Christina M. Spiker

Christina M. Spiker

Art Historian | Professor | Digital Humanist

Public Lecture on Ainu Representation @ Macalester (9/19)

I couldn’t be more excited to be delivering a public lecture at Macalester College on September 19th. If you are interested in blending Art History, Asian Studies, and Indigenous Studies, I encourage you to come. My talk is titled “Indigenous Modernity in Hokkaido, Japan: the Complexities of Ainu Representation in Photography and Illustration” and is sponsored by the departments of Art and Art History, Asian Studies, and the Office of Academic Programs. The talk arises out of research completed for my dissertation and figures who I continue to grapple with. In addition to exploring the dominant images that forged the Ainu stereotype in the Euro-American imagination, I will be examining how Ainu producers of image and text—such as Takekuma Tokusaburō and Katahira Tomijirō—engaged with these dominant representations. I feel that understanding the gradual development of optical consistency from photographs to the illustrations based on them can better illuminate the calcification of Ainu stereotypes at home and abroad, as well as expand our understanding of photography as a visual medium in Meiji and Taishō Japan.

For those interested:

Title: “Indigenous Modernity in Hokkaido, Japan: the Complexities of Ainu Representation in Photography and Illustration”

Location: JBD Lecture Hall, Campus Center, Macalester College

Time: 6-7:30pm (talk followed by Q&A)

Threshold: Whispers of Fukushima @ St. Olaf (April 15, 6pm)
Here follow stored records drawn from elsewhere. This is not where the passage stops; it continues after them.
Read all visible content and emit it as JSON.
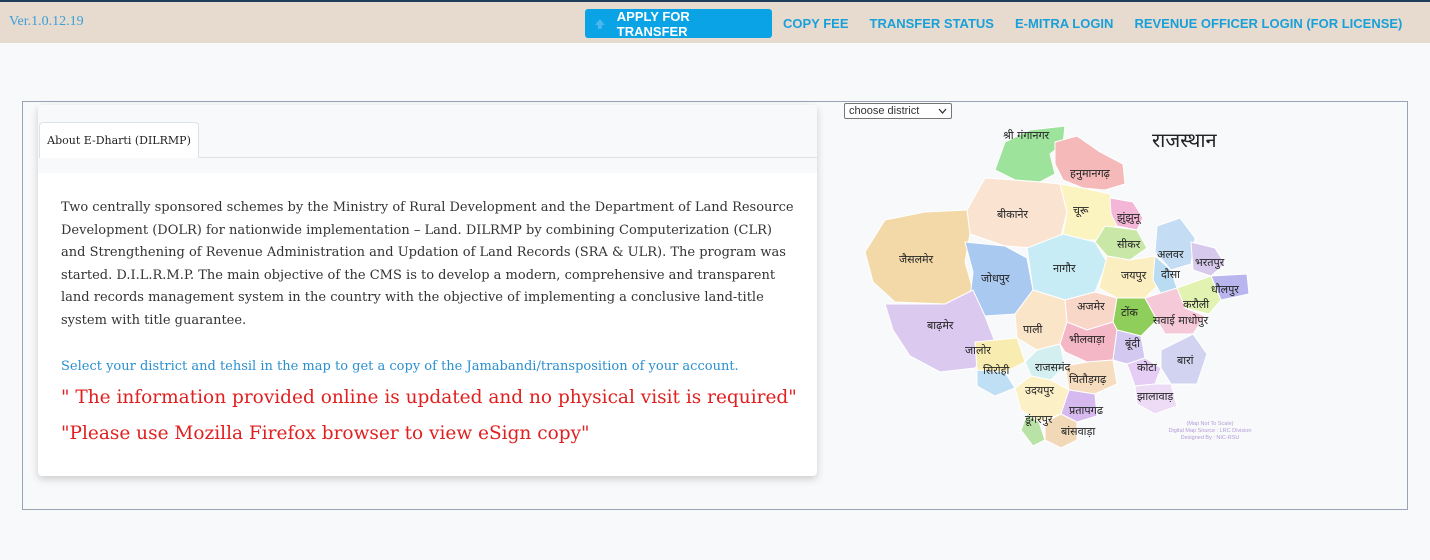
{
  "header": {
    "version": "Ver.1.0.12.19",
    "apply_label": "APPLY FOR TRANSFER",
    "links": [
      "COPY FEE",
      "TRANSFER STATUS",
      "E-MITRA LOGIN",
      "REVENUE OFFICER LOGIN (FOR LICENSE)"
    ]
  },
  "about": {
    "tab_label": "About E-Dharti (DILRMP)",
    "description": "Two centrally sponsored schemes by the Ministry of Rural Development and the Department of Land Resource Development (DOLR) for nationwide implementation – Land. DILRMP by combining Computerization (CLR) and Strengthening of Revenue Administration and Updation of Land Records (SRA & ULR). The program was started. D.I.L.R.M.P. The main objective of the CMS is to develop a modern, comprehensive and transparent land records management system in the country with the objective of implementing a conclusive land-title system with title guarantee.",
    "select_note": "Select your district and tehsil in the map to get a copy of the Jamabandi/transposition of your account.",
    "notice1": "\" The information provided online is updated and no physical visit is required\"",
    "notice2": "\"Please use Mozilla Firefox browser to view eSign copy\""
  },
  "map": {
    "district_select": "choose district",
    "title": "राजस्थान",
    "credit": [
      "(Map Not To Scale)",
      "Digital Map Source : LRC Division",
      "Designed By : NIC-RSU"
    ],
    "districts": {
      "ganganagar": "श्री गंगानगर",
      "hanumangarh": "हनुमानगढ़",
      "bikaner": "बीकानेर",
      "churu": "चूरू",
      "jhunjhunu": "झुंझुनू",
      "sikar": "सीकर",
      "alwar": "अलवर",
      "bharatpur": "भरतपुर",
      "jaisalmer": "जैसलमेर",
      "jodhpur": "जोधपुर",
      "nagaur": "नागौर",
      "jaipur": "जयपुर",
      "dausa": "दौसा",
      "dholpur": "धौलपुर",
      "karauli": "करौली",
      "ajmer": "अजमेर",
      "tonk": "टोंक",
      "sawai_madhopur": "सवाई माधोपुर",
      "barmer": "बाढ़मेर",
      "pali": "पाली",
      "bhilwara": "भीलवाड़ा",
      "bundi": "बूंदी",
      "jalore": "जालोर",
      "sirohi": "सिरोही",
      "rajsamand": "राजसमंद",
      "chittorgarh": "चितौड़गढ़",
      "kota": "कोटा",
      "baran": "बारां",
      "udaipur": "उदयपुर",
      "jhalawar": "झालावाड़",
      "pratapgarh": "प्रतापगढ",
      "dungarpur": "डूंगरपुर",
      "banswara": "बांसवाड़ा"
    },
    "colors": {
      "jaisalmer": "#f3d9a8",
      "barmer": "#dcc9f0",
      "jodhpur": "#a9c9f0",
      "bikaner": "#fbe3d2",
      "ganganagar": "#9ee39b",
      "hanumangarh": "#f5b9b9"
    }
  }
}
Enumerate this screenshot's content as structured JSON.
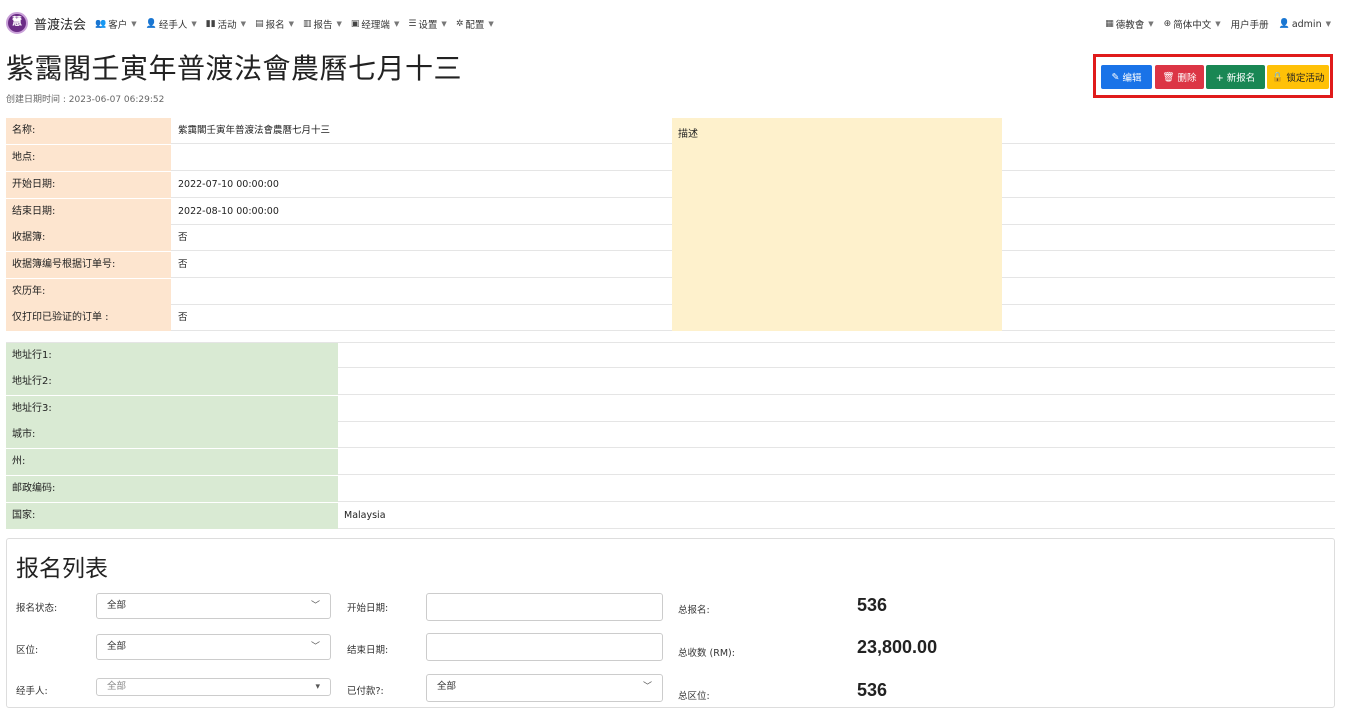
{
  "brand": {
    "logo_text": "慧",
    "name": "普渡法会"
  },
  "nav": [
    {
      "icon": "users-icon",
      "glyph": "👥",
      "label": "客户"
    },
    {
      "icon": "user-icon",
      "glyph": "👤",
      "label": "经手人"
    },
    {
      "icon": "columns-icon",
      "glyph": "▮▮",
      "label": "活动"
    },
    {
      "icon": "form-icon",
      "glyph": "▤",
      "label": "报名"
    },
    {
      "icon": "report-icon",
      "glyph": "▥",
      "label": "报告"
    },
    {
      "icon": "briefcase-icon",
      "glyph": "▣",
      "label": "经理端"
    },
    {
      "icon": "sliders-icon",
      "glyph": "☰",
      "label": "设置"
    },
    {
      "icon": "gear-icon",
      "glyph": "✲",
      "label": "配置"
    }
  ],
  "nav_right": {
    "org": "德教會",
    "language": "简体中文",
    "manual": "用户手册",
    "user": "admin"
  },
  "page": {
    "title": "紫靄閣壬寅年普渡法會農曆七月十三",
    "created": "创建日期时间 : 2023-06-07 06:29:52"
  },
  "actions": {
    "edit": "编辑",
    "delete": "删除",
    "new": "+ 新报名",
    "lock": "锁定活动"
  },
  "details": [
    {
      "label": "名称:",
      "value": "紫靄閣壬寅年普渡法會農曆七月十三"
    },
    {
      "label": "地点:",
      "value": ""
    },
    {
      "label": "开始日期:",
      "value": "2022-07-10 00:00:00"
    },
    {
      "label": "结束日期:",
      "value": "2022-08-10 00:00:00"
    },
    {
      "label": "收据簿:",
      "value": "否"
    },
    {
      "label": "收据簿编号根据订单号:",
      "value": "否"
    },
    {
      "label": "农历年:",
      "value": ""
    },
    {
      "label": "仅打印已验证的订单 :",
      "value": "否"
    }
  ],
  "description_label": "描述",
  "address": [
    {
      "label": "地址行1:",
      "value": ""
    },
    {
      "label": "地址行2:",
      "value": ""
    },
    {
      "label": "地址行3:",
      "value": ""
    },
    {
      "label": "城市:",
      "value": ""
    },
    {
      "label": "州:",
      "value": ""
    },
    {
      "label": "邮政编码:",
      "value": ""
    },
    {
      "label": "国家:",
      "value": "Malaysia"
    }
  ],
  "registration": {
    "title": "报名列表",
    "filters": {
      "status_label": "报名状态:",
      "status_value": "全部",
      "zone_label": "区位:",
      "zone_value": "全部",
      "agent_label": "经手人:",
      "agent_value": "全部",
      "start_label": "开始日期:",
      "end_label": "结束日期:",
      "paid_label": "已付款?:",
      "paid_value": "全部"
    },
    "stats": {
      "total_reg_label": "总报名:",
      "total_reg": "536",
      "total_amount_label": "总收数 (RM):",
      "total_amount": "23,800.00",
      "total_zone_label": "总区位:",
      "total_zone": "536"
    }
  }
}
This Friday, director Toko Shiiki and composer Erik Santos will be screening and talking about their documentary Threshold: Whispers from Fukushima. If you are in the area, the event is free and open to public and will be followed by a Q&A and refreshments. Threshold is an award-winning documentary that examines the experience of several musicians from the Fukushima area after the earthquake, tsunami, and nuclear disasters of March 2011.

Date: 4/15/2016 (Friday)

Time: 6pm

Location: Tomson Hall 280, St. Olaf College

Official Blurb: Director Toko Shiiki focuses on the role of music as a positive and unifying force that supports a recovering community. She writes, “Finding and nurturing one’s happiness to continue living a healthy life is a fundamental human concern. No matter where we live, we must face this. The people in Fukushima have such inspiring sounds and stories to share with the world. From these positive people, perhaps we might learn and remember something important and unexpected.”

Whether you are in Asian Studies, Environmental Studies, Film, Music, or Art — I think the film will bring a lot of unique perspectives. Congratulations to Kendra Strand for all of her hard work organizing. Hope to see you there!